It’s Labor Day 2009. For some it’s the end of summer, for others it’s back to work, back to school. For me it’s another day.
All the ample parking that existed in Hoboken for the past couple of months is gone. They’re all back and shopping at the supermarket all at once. It’s a madhouse.
Labor Day for me was the last holiday before school started. Growing up it was usually the weekend of the Romaine Singer VFW Post 3484 picnic at Saddle River County Park in Saddle Brook.
My father was a member and most of my family would go. There were other kids to play with as the adults generally got really drunk. Usually there was a major fist fight each year, sometimes because one guy smacked his wife and someone would intervene.
“Don’t hit your wife!”
‘Don’t tell me what to do! Mind your own fucking business!’
Bam! Pow! Smack Smack!
Me and the other kids would get all sugared up at the 7Up trailer, drinking as much orange soda as we could. There would be egg tossing contests and a tug of war and softball as activities. Most families knew to stay away from the picnic area on those days, drunken veterans were not to be fooled with.
We would also play in the Saddle River, avoiding the carcasses of water rats as they floated downstream. Eventually the picnic would end as the park would close at dusk. Lot’s of drunk driving home, no accidents reported.
Remember this was the 1970’s when if you were pulled over by the police you would be told to drive directly home.
Mostly the veterans were all from World War II and the Korean War. A sprinkling of Vietnam vets were eventually represented. At some point in the 1970’s the picnics moved from the County Park to a space behind the VFW on Market Street in Saddle Brook, between the road and Riverside Jewish Cemetery.
The other children of the veterans and myself would play in those woods before it was developed, learning how to smoke cigarettes.

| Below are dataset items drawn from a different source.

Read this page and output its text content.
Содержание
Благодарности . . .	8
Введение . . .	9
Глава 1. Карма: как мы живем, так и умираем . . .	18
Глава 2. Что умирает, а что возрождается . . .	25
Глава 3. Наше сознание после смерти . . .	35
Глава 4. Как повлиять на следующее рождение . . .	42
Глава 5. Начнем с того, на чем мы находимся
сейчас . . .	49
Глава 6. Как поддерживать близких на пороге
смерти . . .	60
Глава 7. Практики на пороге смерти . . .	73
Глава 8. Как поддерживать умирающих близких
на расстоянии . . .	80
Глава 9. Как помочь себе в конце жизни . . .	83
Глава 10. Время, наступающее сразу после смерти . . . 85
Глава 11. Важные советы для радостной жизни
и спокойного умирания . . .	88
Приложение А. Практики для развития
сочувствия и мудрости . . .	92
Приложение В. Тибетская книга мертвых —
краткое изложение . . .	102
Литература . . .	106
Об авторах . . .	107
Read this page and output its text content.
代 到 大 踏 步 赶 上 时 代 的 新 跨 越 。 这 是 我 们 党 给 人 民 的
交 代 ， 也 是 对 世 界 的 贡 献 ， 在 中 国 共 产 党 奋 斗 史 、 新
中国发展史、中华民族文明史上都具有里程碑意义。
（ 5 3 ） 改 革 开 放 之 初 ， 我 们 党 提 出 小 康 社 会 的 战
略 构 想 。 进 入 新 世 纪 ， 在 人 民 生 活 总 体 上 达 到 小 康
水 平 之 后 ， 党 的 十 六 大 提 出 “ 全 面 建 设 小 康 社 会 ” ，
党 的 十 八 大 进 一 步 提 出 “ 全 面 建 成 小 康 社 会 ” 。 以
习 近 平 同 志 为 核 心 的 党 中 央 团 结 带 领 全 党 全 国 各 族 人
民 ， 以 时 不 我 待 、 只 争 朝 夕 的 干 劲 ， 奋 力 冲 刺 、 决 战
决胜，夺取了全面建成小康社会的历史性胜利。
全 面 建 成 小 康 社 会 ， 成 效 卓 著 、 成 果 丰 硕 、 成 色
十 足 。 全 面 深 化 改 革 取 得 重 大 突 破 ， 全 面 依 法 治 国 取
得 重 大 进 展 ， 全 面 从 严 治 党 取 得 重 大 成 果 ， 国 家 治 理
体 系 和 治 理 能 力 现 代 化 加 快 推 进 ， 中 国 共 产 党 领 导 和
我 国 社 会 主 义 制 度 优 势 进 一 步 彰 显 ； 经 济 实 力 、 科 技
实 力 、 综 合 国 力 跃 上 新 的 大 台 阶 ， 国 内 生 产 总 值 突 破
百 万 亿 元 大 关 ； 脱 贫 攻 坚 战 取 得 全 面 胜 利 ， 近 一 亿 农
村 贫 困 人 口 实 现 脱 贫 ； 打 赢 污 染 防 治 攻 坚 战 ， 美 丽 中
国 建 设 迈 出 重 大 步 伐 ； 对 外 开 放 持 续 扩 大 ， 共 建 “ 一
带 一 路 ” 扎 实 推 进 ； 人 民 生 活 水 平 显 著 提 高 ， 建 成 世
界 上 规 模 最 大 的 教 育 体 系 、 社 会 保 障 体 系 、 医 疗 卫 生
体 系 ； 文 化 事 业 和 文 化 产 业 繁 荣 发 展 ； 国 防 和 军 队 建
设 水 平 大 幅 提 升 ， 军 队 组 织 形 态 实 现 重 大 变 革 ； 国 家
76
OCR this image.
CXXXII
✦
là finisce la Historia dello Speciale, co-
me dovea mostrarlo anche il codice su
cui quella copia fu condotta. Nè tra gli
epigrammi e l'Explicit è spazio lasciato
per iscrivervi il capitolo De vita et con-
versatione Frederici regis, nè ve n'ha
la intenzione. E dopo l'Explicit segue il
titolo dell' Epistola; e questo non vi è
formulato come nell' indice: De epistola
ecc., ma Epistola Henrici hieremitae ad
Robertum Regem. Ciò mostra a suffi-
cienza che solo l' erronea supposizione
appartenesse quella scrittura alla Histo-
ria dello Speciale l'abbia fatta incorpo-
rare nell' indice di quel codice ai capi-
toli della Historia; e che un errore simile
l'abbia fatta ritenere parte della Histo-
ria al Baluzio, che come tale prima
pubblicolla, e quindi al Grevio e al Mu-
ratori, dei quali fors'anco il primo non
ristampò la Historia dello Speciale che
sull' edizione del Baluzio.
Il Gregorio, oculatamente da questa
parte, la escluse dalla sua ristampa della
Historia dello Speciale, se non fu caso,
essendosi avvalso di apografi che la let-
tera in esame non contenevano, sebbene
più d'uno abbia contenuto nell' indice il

It was more contained in that space by the cemetery, still a fist fight would occur, oyster shuckers would throw down their shucking knives and join the melee. I only went to one or two of the picnics there.
No 7Up trailers there and the other kids were off doing other things, perhaps joining Al-A-Teen. It started not being fun sitting there watching the adults get 3 sheets to the wind.
In the 1980’s I did go to the Labor Day parade in Manhattan with my friend Lois. That was sparsely attended by both marchers and spectators.
I also went to the Carnival in Flatbush a few times on Labor Day. Each successive year I had less and less of a good time, eventually avoiding it all together. I
went with Rand & Lisa once, also with Julio once and another time hanging out with my old Rasta pal Marcus. The time with Marcus was mainly a blur since I was quite red eyed when I left. I am pretty sure I had a good time though.